El apagón de las antiguas redes dejó detenidos a conductores con Subaru; la solución improvisada para evitar descargas requiere desactivar el Bluetooth
El fabricante japonés Subaru es objeto de una demanda colectiva en Estados Unidos debido a un problema crónico provocado por el cierre de las redes telefónicas 3G. Según la queja, el módulo de comunicación de datos (DCM) instalado en varios modelos antiguos sigue buscando incesantemente una señal de red que ya no existe. Este esfuerzo continuo de conectar el fondo hace que la batería de 12 voltios se descargue rápidamente, incluso cuando el vehículo está apagado y aparcado en el garaje.
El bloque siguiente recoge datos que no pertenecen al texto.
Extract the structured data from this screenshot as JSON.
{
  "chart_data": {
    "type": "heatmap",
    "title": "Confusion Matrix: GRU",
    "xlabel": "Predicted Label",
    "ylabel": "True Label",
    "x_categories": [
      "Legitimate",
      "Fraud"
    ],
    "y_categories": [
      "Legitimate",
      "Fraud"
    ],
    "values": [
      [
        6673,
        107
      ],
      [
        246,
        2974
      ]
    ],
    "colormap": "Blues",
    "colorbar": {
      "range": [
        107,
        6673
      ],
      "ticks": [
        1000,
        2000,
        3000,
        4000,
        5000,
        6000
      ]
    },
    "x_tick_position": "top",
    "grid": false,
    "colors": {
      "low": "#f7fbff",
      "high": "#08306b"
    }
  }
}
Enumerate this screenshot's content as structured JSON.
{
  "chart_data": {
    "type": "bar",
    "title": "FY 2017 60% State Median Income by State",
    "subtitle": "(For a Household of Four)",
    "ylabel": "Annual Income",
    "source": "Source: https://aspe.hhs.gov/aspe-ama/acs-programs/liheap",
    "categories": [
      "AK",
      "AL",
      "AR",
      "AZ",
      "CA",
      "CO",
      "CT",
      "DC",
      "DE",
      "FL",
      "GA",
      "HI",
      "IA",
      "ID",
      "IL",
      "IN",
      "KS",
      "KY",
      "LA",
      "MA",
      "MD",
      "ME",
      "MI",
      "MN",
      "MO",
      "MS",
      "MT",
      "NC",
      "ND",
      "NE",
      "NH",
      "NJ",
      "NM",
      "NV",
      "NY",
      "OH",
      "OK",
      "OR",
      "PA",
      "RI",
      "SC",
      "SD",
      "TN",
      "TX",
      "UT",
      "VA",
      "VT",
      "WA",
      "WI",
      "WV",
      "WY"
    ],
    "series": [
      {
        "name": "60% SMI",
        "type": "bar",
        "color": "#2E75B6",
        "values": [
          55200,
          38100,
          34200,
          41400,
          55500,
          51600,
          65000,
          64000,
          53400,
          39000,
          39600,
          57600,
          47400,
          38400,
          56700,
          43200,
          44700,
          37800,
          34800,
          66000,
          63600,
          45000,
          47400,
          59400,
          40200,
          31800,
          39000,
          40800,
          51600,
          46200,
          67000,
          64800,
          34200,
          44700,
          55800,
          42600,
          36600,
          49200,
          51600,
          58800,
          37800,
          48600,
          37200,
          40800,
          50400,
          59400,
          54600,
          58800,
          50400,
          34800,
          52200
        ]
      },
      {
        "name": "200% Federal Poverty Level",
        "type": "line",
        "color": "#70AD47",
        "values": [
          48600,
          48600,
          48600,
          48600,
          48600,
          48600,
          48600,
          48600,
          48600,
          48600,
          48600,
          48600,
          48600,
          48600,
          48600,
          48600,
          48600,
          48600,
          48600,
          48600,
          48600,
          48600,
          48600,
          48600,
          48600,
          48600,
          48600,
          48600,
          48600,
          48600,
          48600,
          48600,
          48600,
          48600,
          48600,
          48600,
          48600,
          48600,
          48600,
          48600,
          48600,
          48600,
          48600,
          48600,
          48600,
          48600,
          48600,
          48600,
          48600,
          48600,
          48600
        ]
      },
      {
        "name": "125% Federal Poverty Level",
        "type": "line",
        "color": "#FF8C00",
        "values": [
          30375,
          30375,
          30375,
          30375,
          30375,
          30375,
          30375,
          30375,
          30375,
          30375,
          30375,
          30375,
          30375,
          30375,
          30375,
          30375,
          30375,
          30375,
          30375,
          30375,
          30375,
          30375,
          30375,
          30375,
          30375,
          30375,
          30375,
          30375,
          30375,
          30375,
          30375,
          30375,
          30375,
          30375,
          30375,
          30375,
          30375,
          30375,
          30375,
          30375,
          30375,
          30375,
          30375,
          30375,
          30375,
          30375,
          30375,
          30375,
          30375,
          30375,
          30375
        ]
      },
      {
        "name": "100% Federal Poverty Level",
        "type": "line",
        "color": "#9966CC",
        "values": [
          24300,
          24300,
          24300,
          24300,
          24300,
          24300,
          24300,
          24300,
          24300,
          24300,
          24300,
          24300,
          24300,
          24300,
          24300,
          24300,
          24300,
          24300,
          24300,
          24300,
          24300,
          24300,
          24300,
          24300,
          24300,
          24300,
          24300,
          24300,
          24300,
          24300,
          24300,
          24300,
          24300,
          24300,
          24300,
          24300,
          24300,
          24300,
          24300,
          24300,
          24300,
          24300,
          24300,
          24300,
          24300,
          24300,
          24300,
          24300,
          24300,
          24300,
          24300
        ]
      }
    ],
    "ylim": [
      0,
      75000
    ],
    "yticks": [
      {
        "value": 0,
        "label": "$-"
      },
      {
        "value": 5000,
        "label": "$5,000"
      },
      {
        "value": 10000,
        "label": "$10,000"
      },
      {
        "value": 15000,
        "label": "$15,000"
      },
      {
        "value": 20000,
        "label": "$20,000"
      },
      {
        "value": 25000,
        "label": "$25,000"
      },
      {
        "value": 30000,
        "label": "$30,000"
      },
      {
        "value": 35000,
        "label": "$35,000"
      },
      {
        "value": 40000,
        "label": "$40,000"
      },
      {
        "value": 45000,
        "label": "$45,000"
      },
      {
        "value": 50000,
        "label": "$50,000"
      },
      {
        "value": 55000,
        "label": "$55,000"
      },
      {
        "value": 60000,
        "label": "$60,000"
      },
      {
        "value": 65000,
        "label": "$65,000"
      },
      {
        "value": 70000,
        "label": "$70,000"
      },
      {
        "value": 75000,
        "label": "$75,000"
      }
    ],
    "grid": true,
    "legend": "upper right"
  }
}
La demanda abarca una amplia lista de modelos fabricados entre 2016 y 2019, que abarca las líneas Forester, Legacy, Outback, Impreza, Crosstrek y WRX. Para los propietarios afectados, el fallo tecnológico se ha convertido en una molestia diaria. Además de enfrentarse a fallos eléctricos recurrentes que impiden arrancar el motor, los conductores informan de la pérdida total de características esenciales de seguridad y conectividad, como la llamada de emergencia (SOS), la asistencia en carretera y el localizador de vehículo robado.
VÉASE TAMBIÉN:
El enredo legal se fortaleció en la forma en que el fabricante llevó a cabo la transición tecnológica. La demanda señala que Subaru incluso ofreció una actualización gratuita del sistema de hardware para redes 4G. Sin embargo, el beneficio estaba restringido a los clientes que tenían una suscripción activa al servicio de conectividad de pago en el momento del apagón 3G. Con la interrupción de la señal, los consumidores que no participaron en la campaña perdieron la oportunidad de actualizar el módulo sin incurrir en altos costes para los concesionarios.
Sin soporte oficial disponible, los propietarios han recurrido a soluciones provisionales para evitar que los coches se despierten sin batería. La táctica más común adoptada por los usuarios ha sido la retirada manual del fusible que alimenta el sistema telemático. Sin embargo, esta intervención improvisada también desactiva los altavoces delanteros y el micrófono del habitáculo, haciendo inútiles funciones básicas del día a día, como el emparejamiento Bluetooth para llamadas manos libres y el uso completo del sistema de sonido del vehículo.